In the predominantly immigrant community of the Vernon-Central area of Los Angeles, we discovered that parents had many questions about their own rights at work as well as their children's rights. In fact, not one parent in our group had heard of Cal-OSHA (the California office of the Occupational Safety and Health Administration). So our peer educators organized a series of community workshops held after school for parents and students. We invited representatives from Cal-OSHA, the Office of Fair Employment and Housing, local unions, and legal aid organizations to speak to the group on topics including safety, child labor laws, workers' compensation, and sexual harassment.

As one parent, Aurora Marquez, explained, "Many people in our community don't know what to do if they suffer an accident or if they're a victim of abuse at work. These workshops are very important so we can obtain information and remove the blinders that cover our eyes." Since then, Marquez has become an advocate for adults and teenagers who face problems at work.

—Linda Delp

PTA meetings provide an opportunity for safety and health workshops

In each of the five largest Oakland high schools, we conducted short workshops for parents during their PTA meetings. We presented situations involving working teens and asked the parents to identify hazards and laws that were being broken and to discuss what the teen should do. We discovered that many parents had never heard of some of the child labor laws, such as restrictions on the types of jobs and hours teens can work. Others were interested in learning more about their own workplace rights. Many realized that they didn't know a lot about what their teens did at work.
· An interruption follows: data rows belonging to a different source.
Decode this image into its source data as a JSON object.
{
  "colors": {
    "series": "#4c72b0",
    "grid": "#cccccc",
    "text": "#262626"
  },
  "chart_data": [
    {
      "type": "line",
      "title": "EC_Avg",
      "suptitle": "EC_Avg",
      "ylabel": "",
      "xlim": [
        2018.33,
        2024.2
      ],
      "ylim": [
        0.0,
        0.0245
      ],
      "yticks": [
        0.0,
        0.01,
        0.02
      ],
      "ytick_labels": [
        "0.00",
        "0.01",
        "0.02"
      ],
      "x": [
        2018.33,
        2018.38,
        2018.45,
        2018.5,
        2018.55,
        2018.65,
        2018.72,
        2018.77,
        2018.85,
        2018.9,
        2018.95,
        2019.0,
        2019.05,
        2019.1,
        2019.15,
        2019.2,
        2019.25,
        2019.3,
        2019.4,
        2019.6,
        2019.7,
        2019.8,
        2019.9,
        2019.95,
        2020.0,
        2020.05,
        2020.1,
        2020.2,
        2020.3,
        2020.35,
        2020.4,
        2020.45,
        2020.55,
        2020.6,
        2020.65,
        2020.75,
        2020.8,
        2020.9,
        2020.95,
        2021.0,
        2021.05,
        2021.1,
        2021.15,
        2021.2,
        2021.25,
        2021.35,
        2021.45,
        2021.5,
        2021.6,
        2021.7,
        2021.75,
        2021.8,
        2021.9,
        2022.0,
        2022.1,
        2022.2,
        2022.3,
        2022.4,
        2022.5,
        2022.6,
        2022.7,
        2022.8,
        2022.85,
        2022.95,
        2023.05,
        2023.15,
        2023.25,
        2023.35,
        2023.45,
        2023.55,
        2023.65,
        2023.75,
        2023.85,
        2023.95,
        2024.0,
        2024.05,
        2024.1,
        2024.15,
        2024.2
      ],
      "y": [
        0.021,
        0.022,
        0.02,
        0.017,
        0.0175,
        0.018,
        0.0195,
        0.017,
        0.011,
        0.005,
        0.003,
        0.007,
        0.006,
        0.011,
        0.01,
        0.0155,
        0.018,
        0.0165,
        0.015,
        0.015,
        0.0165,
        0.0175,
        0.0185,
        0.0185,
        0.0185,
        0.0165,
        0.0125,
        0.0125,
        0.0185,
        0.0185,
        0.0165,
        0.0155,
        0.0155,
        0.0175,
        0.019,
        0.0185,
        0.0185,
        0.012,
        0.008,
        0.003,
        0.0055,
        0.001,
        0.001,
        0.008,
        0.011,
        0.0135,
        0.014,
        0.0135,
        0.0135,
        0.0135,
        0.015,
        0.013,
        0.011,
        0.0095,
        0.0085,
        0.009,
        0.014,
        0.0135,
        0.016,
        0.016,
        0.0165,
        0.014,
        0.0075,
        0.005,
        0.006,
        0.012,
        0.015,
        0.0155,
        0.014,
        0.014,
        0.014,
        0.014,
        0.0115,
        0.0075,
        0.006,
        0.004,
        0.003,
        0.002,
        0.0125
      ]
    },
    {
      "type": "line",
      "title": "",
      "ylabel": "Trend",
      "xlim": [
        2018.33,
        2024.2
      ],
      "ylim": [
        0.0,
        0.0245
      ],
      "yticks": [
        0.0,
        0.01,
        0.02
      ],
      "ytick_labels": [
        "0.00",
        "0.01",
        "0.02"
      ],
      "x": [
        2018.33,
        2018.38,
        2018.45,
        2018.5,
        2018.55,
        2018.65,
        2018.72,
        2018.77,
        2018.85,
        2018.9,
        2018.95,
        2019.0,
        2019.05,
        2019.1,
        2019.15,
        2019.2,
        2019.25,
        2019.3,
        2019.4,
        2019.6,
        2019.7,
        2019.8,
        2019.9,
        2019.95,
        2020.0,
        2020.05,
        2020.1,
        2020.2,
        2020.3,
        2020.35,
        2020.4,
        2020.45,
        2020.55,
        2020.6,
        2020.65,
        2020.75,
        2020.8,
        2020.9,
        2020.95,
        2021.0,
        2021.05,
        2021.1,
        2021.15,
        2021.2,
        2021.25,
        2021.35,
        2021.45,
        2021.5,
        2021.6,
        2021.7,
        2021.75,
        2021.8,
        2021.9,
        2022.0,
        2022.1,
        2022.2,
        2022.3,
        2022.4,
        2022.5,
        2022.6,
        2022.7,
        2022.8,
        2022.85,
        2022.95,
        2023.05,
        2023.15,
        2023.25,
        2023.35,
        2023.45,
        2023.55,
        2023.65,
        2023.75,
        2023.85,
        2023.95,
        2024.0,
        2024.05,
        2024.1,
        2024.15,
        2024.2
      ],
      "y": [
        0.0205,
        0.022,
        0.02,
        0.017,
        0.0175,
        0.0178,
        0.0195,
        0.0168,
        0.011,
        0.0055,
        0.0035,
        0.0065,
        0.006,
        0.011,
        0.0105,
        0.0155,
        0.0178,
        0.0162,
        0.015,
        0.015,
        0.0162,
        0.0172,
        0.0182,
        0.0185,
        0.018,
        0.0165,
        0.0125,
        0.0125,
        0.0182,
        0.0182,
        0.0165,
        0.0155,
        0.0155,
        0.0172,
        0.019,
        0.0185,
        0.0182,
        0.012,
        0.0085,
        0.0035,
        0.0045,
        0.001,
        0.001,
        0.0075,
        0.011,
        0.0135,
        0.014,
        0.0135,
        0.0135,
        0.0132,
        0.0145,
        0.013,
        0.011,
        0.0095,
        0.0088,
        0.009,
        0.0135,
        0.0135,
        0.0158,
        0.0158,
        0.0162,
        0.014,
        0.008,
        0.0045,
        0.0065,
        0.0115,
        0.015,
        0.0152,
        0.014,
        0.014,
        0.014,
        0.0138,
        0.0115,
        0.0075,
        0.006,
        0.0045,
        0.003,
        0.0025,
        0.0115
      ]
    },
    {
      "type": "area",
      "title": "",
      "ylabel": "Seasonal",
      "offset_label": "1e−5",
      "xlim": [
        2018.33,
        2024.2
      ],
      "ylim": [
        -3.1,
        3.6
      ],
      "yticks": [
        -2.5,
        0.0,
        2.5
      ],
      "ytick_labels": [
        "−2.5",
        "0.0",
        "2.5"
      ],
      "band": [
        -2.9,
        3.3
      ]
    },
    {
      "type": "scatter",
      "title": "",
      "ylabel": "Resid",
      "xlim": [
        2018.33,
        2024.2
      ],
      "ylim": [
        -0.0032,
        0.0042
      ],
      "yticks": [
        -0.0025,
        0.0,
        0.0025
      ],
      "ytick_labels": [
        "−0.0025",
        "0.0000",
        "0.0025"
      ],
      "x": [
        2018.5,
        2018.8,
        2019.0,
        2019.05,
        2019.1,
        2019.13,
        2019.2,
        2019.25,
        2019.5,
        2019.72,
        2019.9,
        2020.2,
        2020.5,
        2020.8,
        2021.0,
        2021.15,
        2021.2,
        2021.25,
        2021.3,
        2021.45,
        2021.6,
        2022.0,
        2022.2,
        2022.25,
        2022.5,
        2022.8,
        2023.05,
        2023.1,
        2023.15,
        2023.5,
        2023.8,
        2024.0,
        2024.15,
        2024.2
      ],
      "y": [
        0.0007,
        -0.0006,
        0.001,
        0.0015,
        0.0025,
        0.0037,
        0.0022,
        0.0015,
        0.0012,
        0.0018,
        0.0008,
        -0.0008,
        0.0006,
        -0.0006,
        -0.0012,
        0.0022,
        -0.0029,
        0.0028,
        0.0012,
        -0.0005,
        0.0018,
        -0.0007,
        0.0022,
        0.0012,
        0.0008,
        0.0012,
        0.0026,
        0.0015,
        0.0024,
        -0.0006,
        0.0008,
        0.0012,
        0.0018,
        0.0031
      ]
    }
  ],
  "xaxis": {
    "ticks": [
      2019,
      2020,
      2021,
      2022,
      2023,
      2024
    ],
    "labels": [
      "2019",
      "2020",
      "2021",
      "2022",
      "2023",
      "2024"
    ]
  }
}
At the end of one workshop, a parent summed up by saying: "We should ask our kids exactly what they do at work. A lot of times kids don't know what to do about problems at work. They are not problem solvers. That's what we're here for."

—Diane Bush

Distribute posters, brochures, and other materials.

Provide the work permit office with a brochure for parents. Have a booth with information at school events that parents attend. Distribute materials to parent organizations, schools, clinic waiting rooms, health fairs, and other local gatherings.

School distributes materials for parents and students

In Brockton, we worked with the high school to ensure that every student received a packet of information on health and safety and workplace rights and responsibilities. The packets included a letter from our staff, a brochure for parents, a brochure for teens, and a work permit checklist. In addition, we had the parent brochure translated into Spanish, Portuguese, and Haitian Creole, which the school mailed to the non-English speaking parents.